6.      Jika makmum terdiri dari dua orang laki laki atau lebih dalam jamaah khusus laki laki, atau dua orang perempuan atau lebih dalam jamaah khusus perempuan, maka makmum berdiri di belakang imam.
7.      Jika makmum terdiri dari sejumlah laki laki dan sejumlah perempuan, maka makmum laki laki berada dibelakang imam sedangkan makmum perempuan berada dibelakang makmum laki laki.
8.      Dianjurkan agar makmum yang berdiri dibelakang imam adalah orang yang berilmu dan memiliki keutamaan.

E.     Masail al-‘Ashriyah
Ketika membahas mengenai suatu pembahasan dalam fiqh terutamanya, pastilah ada beberapa masalah-masalah yang mengikutinya, sebagai berikut:
1.      Kaum wanita mengikuti jamaah di masjid, kaum wanita dibolehkan mengikuti jamaah bersama laki-laki di masjid, tetapi bagi kaum wanita yang masih banyak tugasnya sebagai ibu rumah tangga dan pendidik  bagi putra-putrinya, maka shalat di rumahnya lebih utama daripada di masjid.
2.      Seorang wanita menjadi imam shalat bagi laki-laki, mayoritas ulama madzhab seperti (Abu Hanifah, Malik, Syafi’i dan Ahmad bin Hambal) tidak membolehkan seorang wanita menjadi imam bagi laki-laki. Sekalipun wanita tersebut lebih unggul daripada para lelaki. Wanita hanya diperbolehkan menjadi imam bagi wanita-wanita lainnya. Hal ini didasarkan kepada sabda Rasulullah SAW: “janganlah seorang perempuan menjadi imam bagi laki-laki”.[5]

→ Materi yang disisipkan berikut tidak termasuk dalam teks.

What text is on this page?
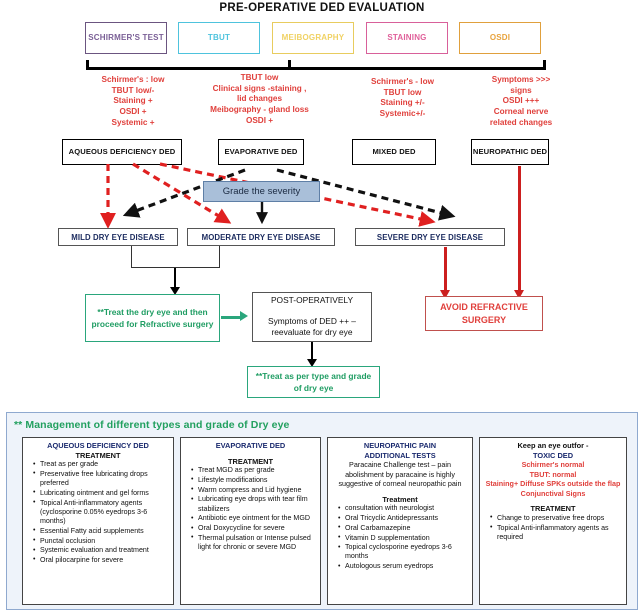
PRE-OPERATIVE DED EVALUATION
SCHIRMER'S TEST	TBUT	MEIBOGRAPHY	STAINING	OSDI
Schirmer's : low
TBUT low/-
Staining +
OSDI +
Systemic +
TBUT low
Clinical signs -staining ,
lid changes
Meibography - gland loss
OSDI +
Schirmer's - low
TBUT low
Staining +/-
Systemic+/-
Symptoms >>>
signs
OSDI +++
Corneal nerve
related changes
AQUEOUS DEFICIENCY DED	EVAPORATIVE DED	MIXED DED	NEUROPATHIC DED
Grade the severity
MILD DRY EYE DISEASE	MODERATE DRY EYE DISEASE	SEVERE DRY EYE DISEASE
**Treat the dry eye and then proceed for Refractive surgery
POST-OPERATIVELY
Symptoms of DED ++ – reevaluate for dry eye
**Treat as per type and grade of dry eye
AVOID REFRACTIVE SURGERY
** Management of different types and grade of Dry eye
AQUEOUS DEFICIENCY DED
TREATMENT
• Treat as per grade
• Preservative free lubricating drops preferred
• Lubricating ointment and gel forms
• Topical Anti-inflammatory agents (cyclosporine 0.05% eyedrops 3-6 months)
• Essential Fatty acid supplements
• Punctal occlusion
• Systemic evaluation and treatment
• Oral pilocarpine for severe
EVAPORATIVE DED
TREATMENT
• Treat MGD as per grade
• Lifestyle modifications
• Warm compress and Lid hygiene
• Lubricating eye drops with tear film stabilizers
• Antibiotic eye ointment for the MGD
• Oral Doxycycline for severe
• Thermal pulsation or Intense pulsed light for chronic or severe MGD
NEUROPATHIC PAIN
ADDITIONAL TESTS
Paracaine Challenge test – pain abolishment by paracaine is highly suggestive of corneal neuropathic pain
Treatment
• consultation with neurologist
• Oral Tricyclic Antidepressants
• Oral Carbamazepine
• Vitamin D supplementation
• Topical cyclosporine eyedrops 3-6 months
• Autologous serum eyedrops
Keep an eye outfor -
TOXIC DED
Schirmer's normal
TBUT: normal
Staining+ Diffuse SPKs outside the flap
Conjunctival Signs
TREATMENT
• Change to preservative free drops
• Topical Anti-inflammatory agents as required
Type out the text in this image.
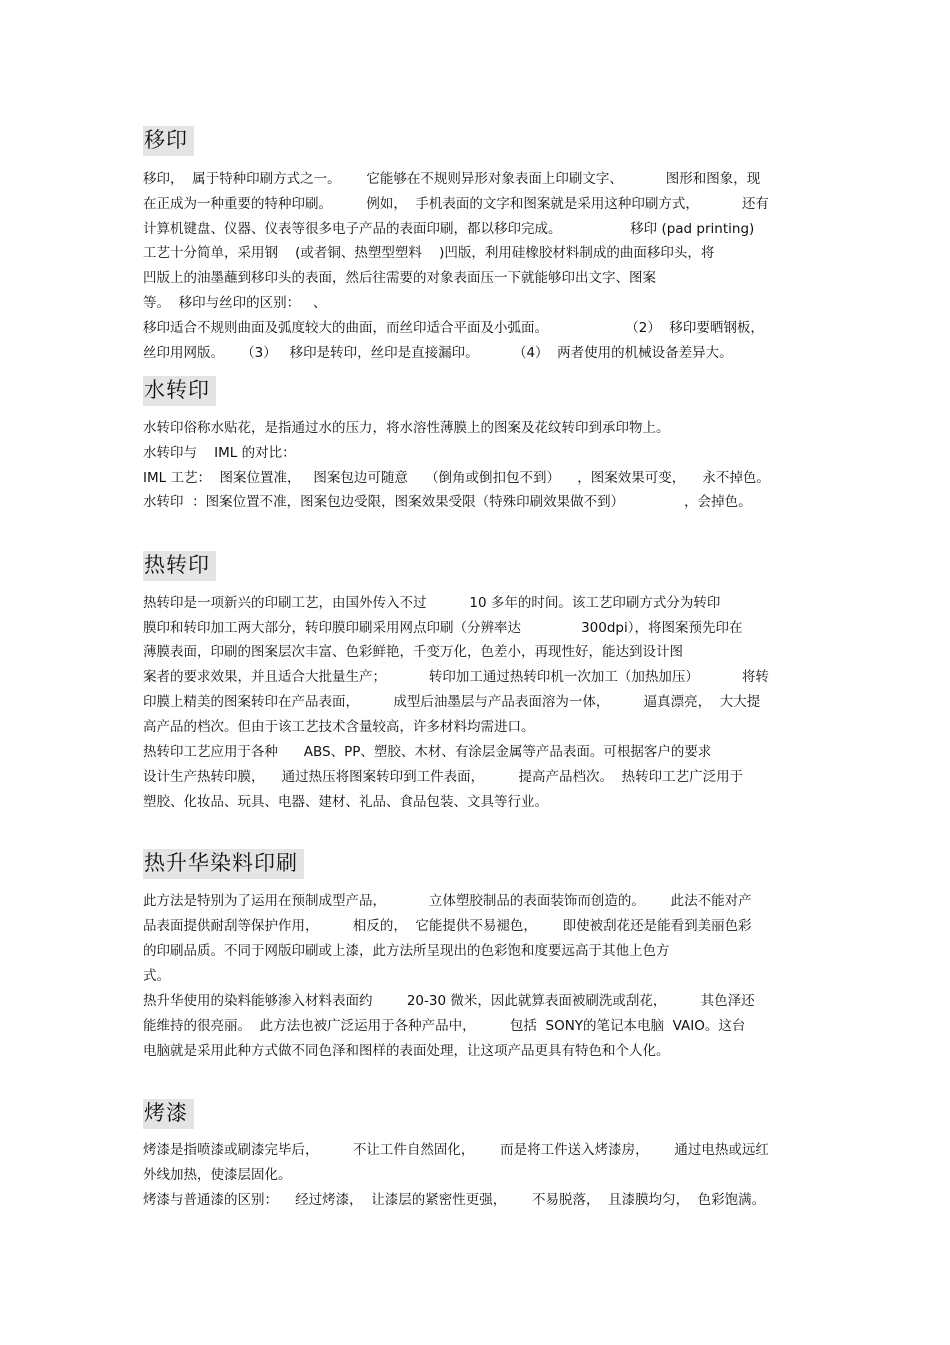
移印
移印，  属于特种印刷方式之一。      它能够在不规则异形对象表面上印刷文字、          图形和图象，现
在正成为一种重要的特种印刷。        例如，  手机表面的文字和图案就是采用这种印刷方式，          还有
计算机键盘、仪器、仪表等很多电子产品的表面印刷，都以移印完成。                移印 (pad printing)
工艺十分简单，采用钢    (或者铜、热塑型塑料    )凹版，利用硅橡胶材料制成的曲面移印头，将
凹版上的油墨蘸到移印头的表面，然后往需要的对象表面压一下就能够印出文字、图案
等。  移印与丝印的区别：   、
移印适合不规则曲面及弧度较大的曲面，而丝印适合平面及小弧面。                  （2）  移印要晒钢板，
丝印用网版。    （3）   移印是转印，丝印是直接漏印。        （4）  两者使用的机械设备差异大。
水转印
水转印俗称水贴花，是指通过水的压力，将水溶性薄膜上的图案及花纹转印到承印物上。
水转印与    IML 的对比：
IML 工艺：  图案位置准，   图案包边可随意    （倒角或倒扣包不到）    ，图案效果可变，    永不掉色。
水转印  ：图案位置不准，图案包边受限，图案效果受限（特殊印刷效果做不到）              ，会掉色。
热转印
热转印是一项新兴的印刷工艺，由国外传入不过          10 多年的时间。该工艺印刷方式分为转印
膜印和转印加工两大部分，转印膜印刷采用网点印刷（分辨率达              300dpi），将图案预先印在
薄膜表面，印刷的图案层次丰富、色彩鲜艳，千变万化，色差小，再现性好，能达到设计图
案者的要求效果，并且适合大批量生产；          转印加工通过热转印机一次加工（加热加压）          将转
印膜上精美的图案转印在产品表面，        成型后油墨层与产品表面溶为一体，        逼真漂亮，  大大提
高产品的档次。但由于该工艺技术含量较高，许多材料均需进口。
热转印工艺应用于各种      ABS、PP、塑胶、木材、有涂层金属等产品表面。可根据客户的要求
设计生产热转印膜，    通过热压将图案转印到工件表面，        提高产品档次。  热转印工艺广泛用于
塑胶、化妆品、玩具、电器、建材、礼品、食品包装、文具等行业。
热升华染料印刷
此方法是特别为了运用在预制成型产品，          立体塑胶制品的表面装饰而创造的。      此法不能对产
品表面提供耐刮等保护作用，        相反的，  它能提供不易褪色，      即使被刮花还是能看到美丽色彩
的印刷品质。不同于网版印刷或上漆，此方法所呈现出的色彩饱和度要远高于其他上色方
式。
热升华使用的染料能够渗入材料表面约        20-30 微米，因此就算表面被刷洗或刮花，        其色泽还
能维持的很亮丽。  此方法也被广泛运用于各种产品中，        包括  SONY的笔记本电脑  VAIO。这台
电脑就是采用此种方式做不同色泽和图样的表面处理，让这项产品更具有特色和个人化。
烤漆
烤漆是指喷漆或刷漆完毕后，        不让工件自然固化，      而是将工件送入烤漆房，      通过电热或远红
外线加热，使漆层固化。
烤漆与普通漆的区别：    经过烤漆，  让漆层的紧密性更强，      不易脱落，  且漆膜均匀，  色彩饱满。
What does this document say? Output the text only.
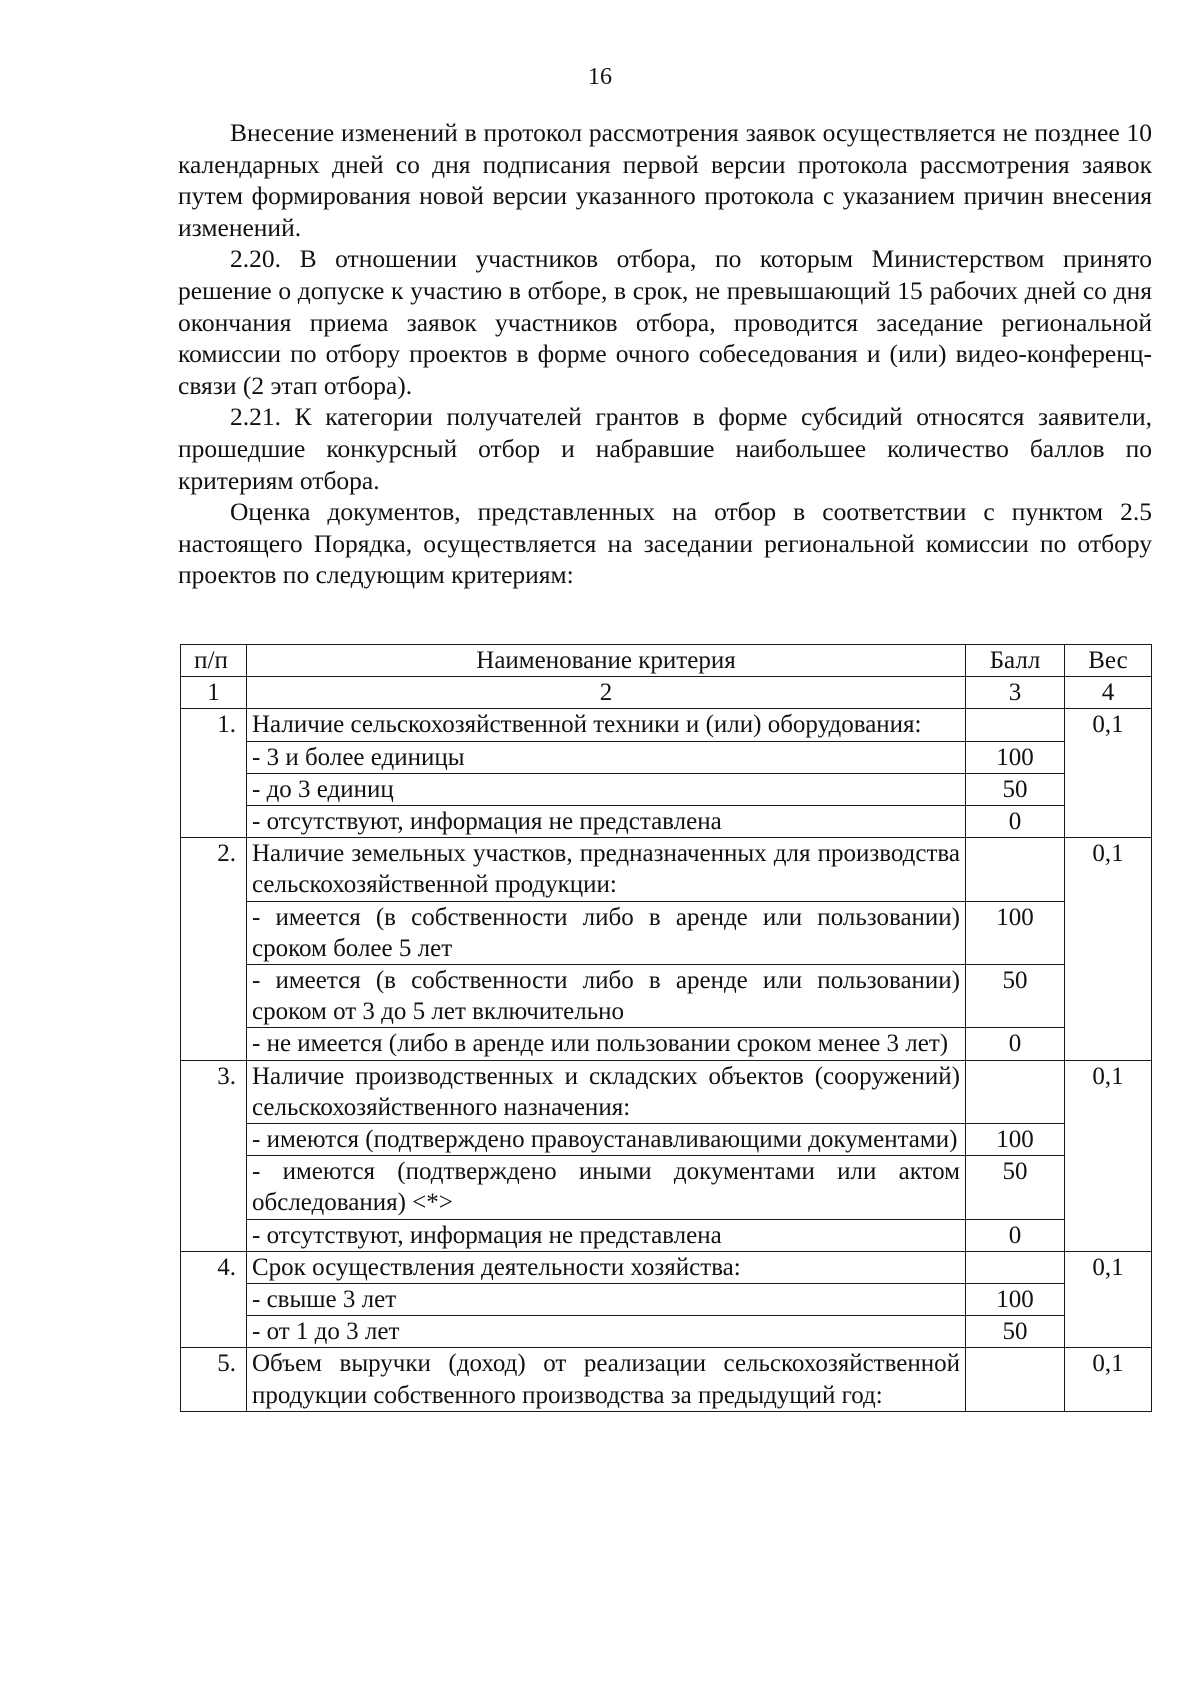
16

Внесение изменений в протокол рассмотрения заявок осуществляется не позднее 10 календарных дней со дня подписания первой версии протокола рассмотрения заявок путем формирования новой версии указанного протокола с указанием причин внесения изменений.

2.20. В отношении участников отбора, по которым Министерством принято решение о допуске к участию в отборе, в срок, не превышающий 15 рабочих дней со дня окончания приема заявок участников отбора, проводится заседание региональной комиссии по отбору проектов в форме очного собеседования и (или) видео-конференц-связи (2 этап отбора).

2.21. К категории получателей грантов в форме субсидий относятся заявители, прошедшие конкурсный отбор и набравшие наибольшее количество баллов по критериям отбора.

Оценка документов, представленных на отбор в соответствии с пунктом 2.5 настоящего Порядка, осуществляется на заседании региональной комиссии по отбору проектов по следующим критериям:

п/п	Наименование критерия	Балл	Вес
1	2	3	4
1.	Наличие сельскохозяйственной техники и (или) оборудования:		0,1
	- 3 и более единицы	100	
	- до 3 единиц	50	
	- отсутствуют, информация не представлена	0	
2.	Наличие земельных участков, предназначенных для производства сельскохозяйственной продукции:		0,1
	- имеется (в собственности либо в аренде или пользовании) сроком более 5 лет	100	
	- имеется (в собственности либо в аренде или пользовании) сроком от 3 до 5 лет включительно	50	
	- не имеется (либо в аренде или пользовании сроком менее 3 лет)	0	
3.	Наличие производственных и складских объектов (сооружений) сельскохозяйственного назначения:		0,1
	- имеются (подтверждено правоустанавливающими документами)	100	
	- имеются (подтверждено иными документами или актом обследования) <*>	50	
	- отсутствуют, информация не представлена	0	
4.	Срок осуществления деятельности хозяйства:		0,1
	- свыше 3 лет	100	
	- от 1 до 3 лет	50	
5.	Объем выручки (доход) от реализации сельскохозяйственной продукции собственного производства за предыдущий год:		0,1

3.      Bermakmum terhadap orang yang masbuq. Jika seseorang masuk masjid dan ketinggalan shalat berjamaah kemudian dia mendapati ada orang yang shalat sendirian, maka tidak mengapa baginya untuk ikut shalat bersamanya menjadi makmum, bahkan hal tersebut lebih utama.
4.      Orang yang shalat fardhu makmum kepada orang yang shalat sunnah. Tidak mengapa orang yang shalat fardhu mengikuti orang yang shalat sunnah. Terdapat riwayat yang shahih dari Mu’az bin Jabal, bahwa dia shalat Isya bersama Rasulullah, kemudian dia kembali kepada kaumnya dan ikut melakukan shalat bersama mereka, maka itu baginya shalat sunat dan bagi mereka adalah shalat fardhu, dan yang semisalnya jika seseorang datang pada bulan Ramadhan sedang mereka sedang melaksanakan shalat tarawih sedangkan dia belum melakukan shalat Isya, maka dia dapat melakukan shalat Isya bersama mereka agar dapat meraih keutamaan shalat berjamaah dan jika imam salam dia berdiri dan meneruskan shalatnya.[6]
5.      Apabila sang imam batal wudhunya saat shalat, maka imam tersebut menunjuk seseorang agar menggantikannya menjadi imam untuk meneruskan shalat yang tersisa, sebagaimana yang dilakukan Umar bin Khattab tatkala dirinya ditikam saat mengimami shalat, maka dia menunjuk Abdurrahman bin ‘Auf untuk meneruskan shalat. Jika imam tidak menunjuk seseorang, maka salah seorang ada yang maju dan meneruskan shalat. Jika mereka memulai shalat dari awal juga tidak mengapa karena hal ini adalah masalah khilafiyah antara para ulama. Akan tetapi, yang lebih kuat adalah imam menunjuk seseorang untuk meneruskan shalat. Jika mereka memulai dari pertama juga tidak mengapa.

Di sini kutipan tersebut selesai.